J’aime pour la première fois.
Et aucun autre homme ne pourra jamais rien contre ça.
* * *
Il referma la page gondolée du cahier et resta assis un moment.
Jusqu’ici, on entendait des échos de la musique techno qui s’élevait de la plage de l’Oscelluccia.

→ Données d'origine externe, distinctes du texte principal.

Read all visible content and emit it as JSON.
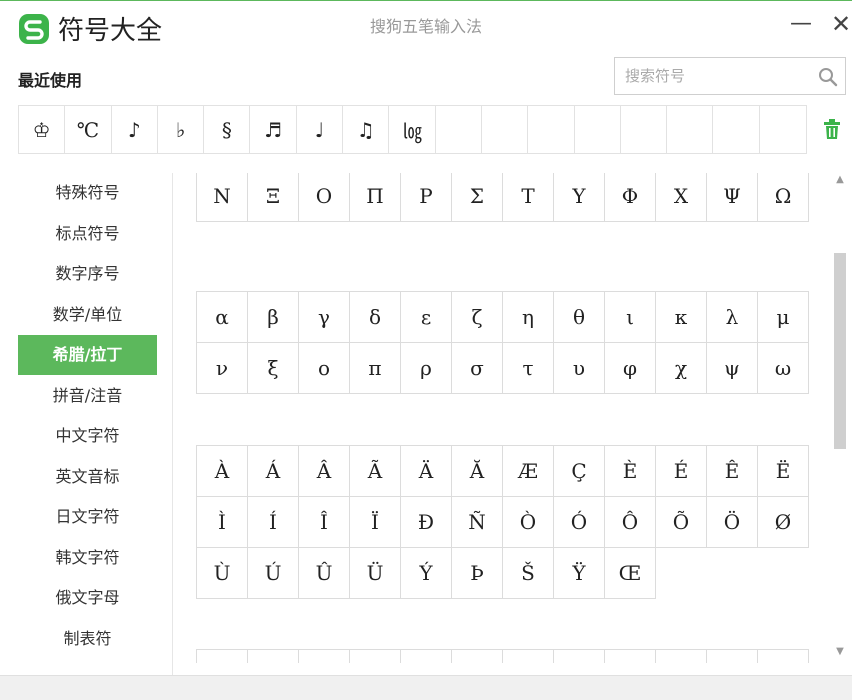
{
  "window": {
    "title": "符号大全",
    "ime_name": "搜狗五笔输入法",
    "minimize_glyph": "—",
    "close_glyph": "✕",
    "accent_color": "#5cb85c"
  },
  "recent": {
    "label": "最近使用",
    "items": [
      "♔",
      "℃",
      "♪",
      "♭",
      "§",
      "♬",
      "♩",
      "♫",
      "㏒",
      "",
      "",
      "",
      "",
      "",
      "",
      "",
      ""
    ]
  },
  "search": {
    "placeholder": "搜索符号",
    "value": ""
  },
  "sidebar": {
    "items": [
      {
        "label": "特殊符号",
        "active": false
      },
      {
        "label": "标点符号",
        "active": false
      },
      {
        "label": "数字序号",
        "active": false
      },
      {
        "label": "数学/单位",
        "active": false
      },
      {
        "label": "希腊/拉丁",
        "active": true
      },
      {
        "label": "拼音/注音",
        "active": false
      },
      {
        "label": "中文字符",
        "active": false
      },
      {
        "label": "英文音标",
        "active": false
      },
      {
        "label": "日文字符",
        "active": false
      },
      {
        "label": "韩文字符",
        "active": false
      },
      {
        "label": "俄文字母",
        "active": false
      },
      {
        "label": "制表符",
        "active": false
      }
    ]
  },
  "groups": [
    {
      "symbols": [
        "Ν",
        "Ξ",
        "Ο",
        "Π",
        "Ρ",
        "Σ",
        "Τ",
        "Υ",
        "Φ",
        "Χ",
        "Ψ",
        "Ω"
      ]
    },
    {
      "symbols": [
        "α",
        "β",
        "γ",
        "δ",
        "ε",
        "ζ",
        "η",
        "θ",
        "ι",
        "κ",
        "λ",
        "μ",
        "ν",
        "ξ",
        "ο",
        "π",
        "ρ",
        "σ",
        "τ",
        "υ",
        "φ",
        "χ",
        "ψ",
        "ω"
      ]
    },
    {
      "symbols": [
        "À",
        "Á",
        "Â",
        "Ã",
        "Ä",
        "Ă",
        "Æ",
        "Ç",
        "È",
        "É",
        "Ê",
        "Ë",
        "Ì",
        "Í",
        "Î",
        "Ï",
        "Ð",
        "Ñ",
        "Ò",
        "Ó",
        "Ô",
        "Õ",
        "Ö",
        "Ø",
        "Ù",
        "Ú",
        "Û",
        "Ü",
        "Ý",
        "Þ",
        "Š",
        "Ÿ",
        "Œ"
      ]
    },
    {
      "symbols": [
        "",
        "",
        "",
        "",
        "",
        "",
        "",
        "",
        "",
        "",
        "",
        ""
      ]
    }
  ],
  "icons": {
    "logo": "sogou-logo-icon",
    "search": "search-icon",
    "trash": "trash-icon"
  }
}
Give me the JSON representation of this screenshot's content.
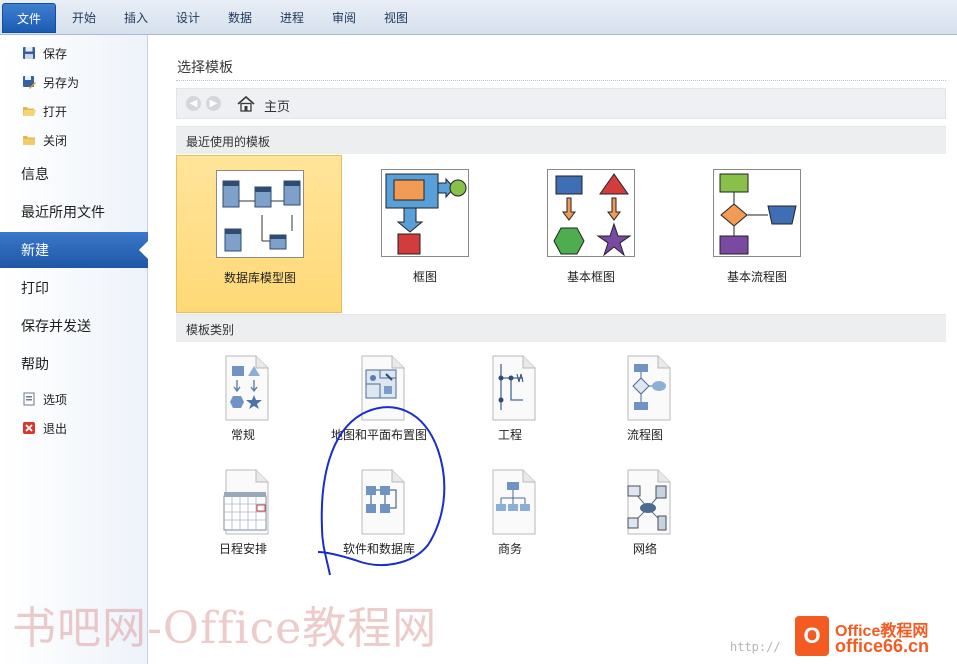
{
  "ribbon": {
    "tabs": [
      "文件",
      "开始",
      "插入",
      "设计",
      "数据",
      "进程",
      "审阅",
      "视图"
    ]
  },
  "nav": {
    "save": "保存",
    "save_as": "另存为",
    "open": "打开",
    "close": "关闭",
    "info": "信息",
    "recent": "最近所用文件",
    "new": "新建",
    "print": "打印",
    "save_send": "保存并发送",
    "help": "帮助",
    "options": "选项",
    "exit": "退出"
  },
  "main": {
    "title": "选择模板",
    "home": "主页",
    "recent_header": "最近使用的模板",
    "category_header": "模板类别",
    "recent_templates": [
      "数据库模型图",
      "框图",
      "基本框图",
      "基本流程图"
    ],
    "categories": [
      "常规",
      "地图和平面布置图",
      "工程",
      "流程图",
      "日程安排",
      "软件和数据库",
      "商务",
      "网络"
    ]
  },
  "watermark": {
    "text": "书吧网-Office教程网",
    "url": "http://",
    "logo_line1": "Office教程网",
    "logo_line2": "office66.cn",
    "logo_letter": "O"
  },
  "colors": {
    "accent": "#1f57a7",
    "selected_tile": "#ffd977",
    "annotation": "#1a2ccc"
  }
}
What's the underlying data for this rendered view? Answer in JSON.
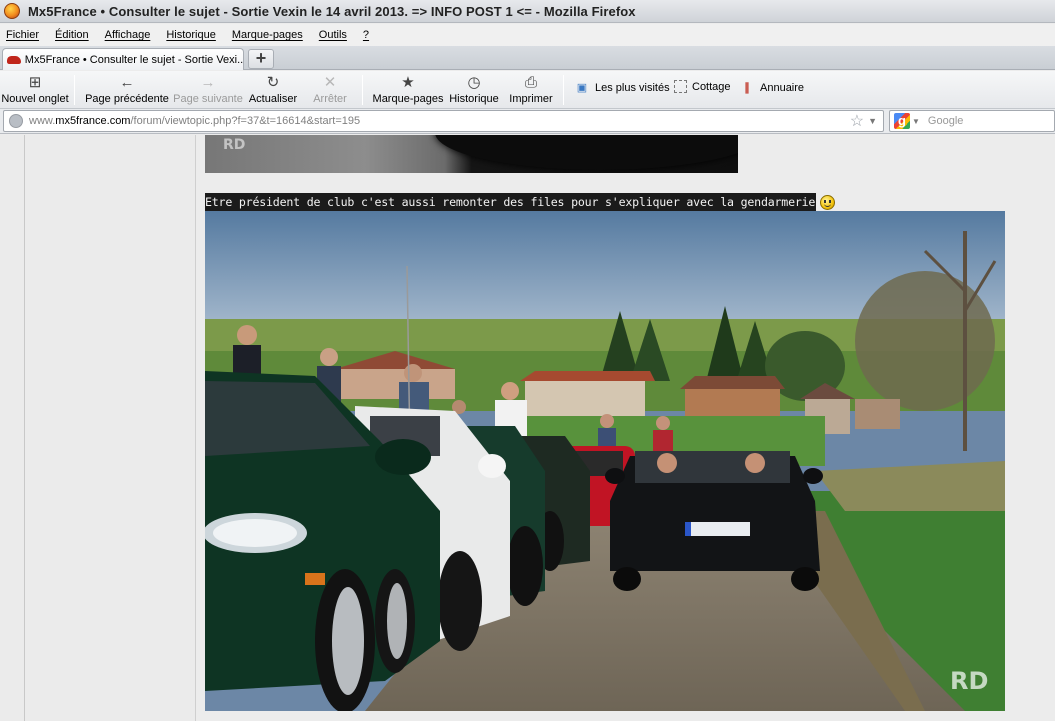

Il avança un peu dans l’allée pour mieux l’écouter.
2 h 30
Franck regarda sa montre.
Qu’est-ce qu’elles fichaient?
Le vent de mer portait des sons de musique électronique dont on ne percevait que la percussion sourde de basse, répétitive, obsédante, comme si une peau de tambour avait été tendue face à la mer et que chaque vague la frappait. Une rythmique sans fin.
Boum boum boum boum…
Dans le camping, tout le monde dormait pourtant. Franck devait l’admettre, portes et fenêtres fermées, le bruit était presque inaudible dans les bungalows, les mobile homes et les chalets finlandais. Tant pis pour les campeurs! La disco, c’était peut-être une façon supplémentaire de les faire fuir et de remplacer les emplacements par des locations en dur qui multipliaient par dix la rentabilité de la parcelle.
Qu’est-ce qu’elles fichaient? Clotilde ne dansait tout de même pas sur cette soupe techno?